Weldon's statement does not contain the word "average." You applied it yourself. I even quoted what Weldon said in my previous post. Read it.
Could it be that the BroJos are misinterpreting the quote? It could be that they average 5:45 pace by having enough runs or parts of runs at sub 5:00 to balance out some runs and parts of runs well over 6:00, not because they run 5:45 pace day in day out right out the door of every run?
For a decade now rupp has followed races with workouts. For that same decade he has likely driven down his daily run pace. It didn't happen over night and I'm sure when he's feeling good 5:30 feels simply brisk and 6:10 feels agonizingly slow.
He didn't get there overnight and he's not jumping into it, he trained into it. How else do you think he pulled off the NCAA indoor triple and outdoor double? He has trained to recover off what is quite hard for most, but not all.
Its all relative. In college, everyone ran faster than 6.40 a mile and that included the mediocre JV walk-on's, who struggled to break 34 mins for 10K cross country. And to be honest with you, everyone only ran this slow on our Sunday morning 14 mile run. A 34 min 10K is 5.29 pace. So, for the slow guys on the team, their slowest training pace was 23% slower than their racing pace. Even for the 31 high 10k guys, 6.40 pace was 30% slower than their race pace.
With Solinsky and Rupp If one does the math, 5.45 mile pace is 31% slower than 27.10 10K pace, and 32% slower than 27.00 10k pace.

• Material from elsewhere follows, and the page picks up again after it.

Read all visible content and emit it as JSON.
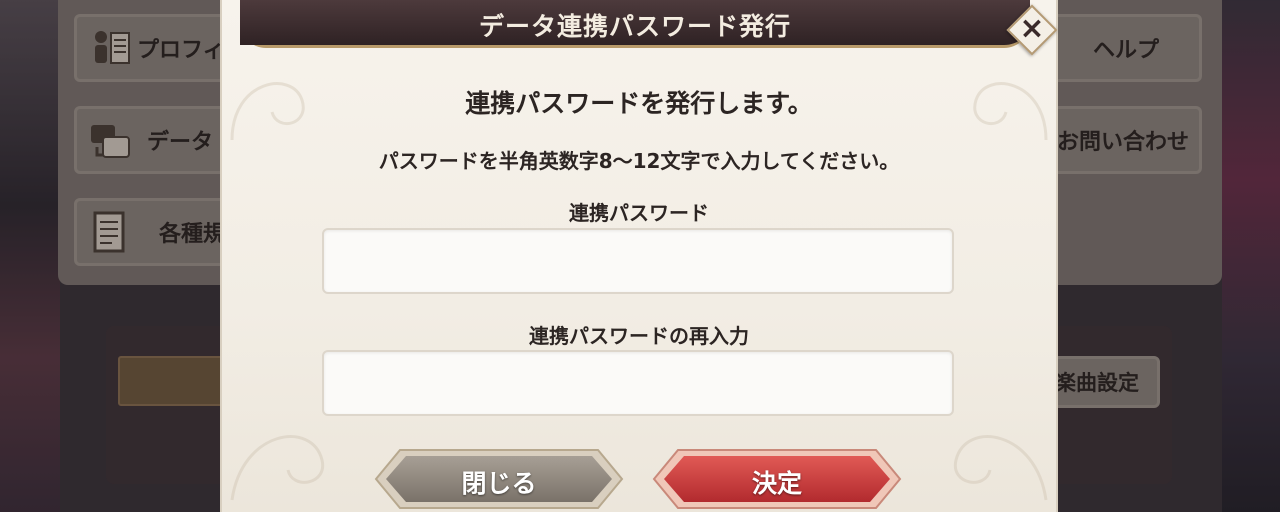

So these 27 flat 10K guys are really not working that hard at 5,45 a mile.
I always remember watching some Morocan runners doing a early season track workout on an indoor track. They did 5x1000m at 2.48 with 1 min rest between. I was like wow. They turned to me after the workout and said that if they added up the 5 repeats they would still only end up at 14.00 flat for 5000m, and they were all faster than 13.30 for 5000 the previous summer, so they were not even going race pace. I am citing this example to show how the math should always be done when trying to figure what a workout is really worth.